The City University of New York School of Law came in first, followed by the University of California Davis School of Law. The University of New Mexico School of Law was ranked third.
National Jurist looked at several demographics in the student body, including Hispanic, Native American, Asian, African-American and Caucasian. The magazine also considered whether the faculty represented a broad range of minority groups.
UH’s students include 11% who are Hispanic, 0.5% who are Native American, 38.2% who are Asian, 3.7% who are African-American and 41% who are Caucasian. The data also show that 46.3% of the faculty members are something other than Caucasian.
“We are proud to receive such high rankings nationally,” said Associate Dean of Students Ronette Kawakami. “Our focus has always been on welcoming a wide range of students, from all walks of life.”

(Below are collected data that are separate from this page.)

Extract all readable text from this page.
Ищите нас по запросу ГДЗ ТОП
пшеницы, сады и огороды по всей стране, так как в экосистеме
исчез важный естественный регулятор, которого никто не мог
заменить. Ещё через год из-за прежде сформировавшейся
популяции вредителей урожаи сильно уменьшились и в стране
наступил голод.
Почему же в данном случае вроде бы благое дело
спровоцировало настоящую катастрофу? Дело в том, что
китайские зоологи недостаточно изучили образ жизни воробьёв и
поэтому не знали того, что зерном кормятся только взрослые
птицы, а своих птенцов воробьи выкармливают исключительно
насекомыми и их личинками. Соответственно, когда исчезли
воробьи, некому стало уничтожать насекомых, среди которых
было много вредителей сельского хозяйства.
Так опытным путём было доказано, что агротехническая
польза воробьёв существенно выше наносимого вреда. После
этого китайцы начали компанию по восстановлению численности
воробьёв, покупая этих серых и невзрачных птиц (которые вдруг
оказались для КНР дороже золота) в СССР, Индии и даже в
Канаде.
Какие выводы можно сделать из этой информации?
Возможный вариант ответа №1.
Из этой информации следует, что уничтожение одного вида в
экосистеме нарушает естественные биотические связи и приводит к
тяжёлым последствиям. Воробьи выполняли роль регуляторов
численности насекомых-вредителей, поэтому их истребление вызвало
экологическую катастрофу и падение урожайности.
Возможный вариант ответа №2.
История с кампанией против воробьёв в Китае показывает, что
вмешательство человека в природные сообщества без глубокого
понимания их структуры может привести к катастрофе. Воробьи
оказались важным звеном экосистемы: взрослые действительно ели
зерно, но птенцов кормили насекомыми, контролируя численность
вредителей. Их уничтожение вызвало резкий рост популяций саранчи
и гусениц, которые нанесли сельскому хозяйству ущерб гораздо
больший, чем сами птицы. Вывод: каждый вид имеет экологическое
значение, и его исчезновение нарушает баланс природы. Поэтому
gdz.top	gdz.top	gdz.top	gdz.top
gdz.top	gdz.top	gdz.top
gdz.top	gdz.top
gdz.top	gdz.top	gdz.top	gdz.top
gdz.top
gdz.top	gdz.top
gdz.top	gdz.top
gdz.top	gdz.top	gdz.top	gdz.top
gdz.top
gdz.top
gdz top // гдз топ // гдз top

The UH law school has repeatedly been cited for its open, welcoming and unusually diverse student body and faculty. In the past year, it has received a number of high national rankings. These include being named one of the nation’s “best” 169 law schools by The Princeton Review, which in 2018 also scored the UH law school as first in the nation in terms of the “greatest resources for minority students.”
The Princeton Review also ranked the UH law school as 4th nationally for having the “most diverse faculty” and 10th as the law school “most chosen by older students.”
The U.S. News & World Report’s latest annual national rankings for 2019 moved up the law school’s Evening Part-Time program to rank within the top 25 among all law schools.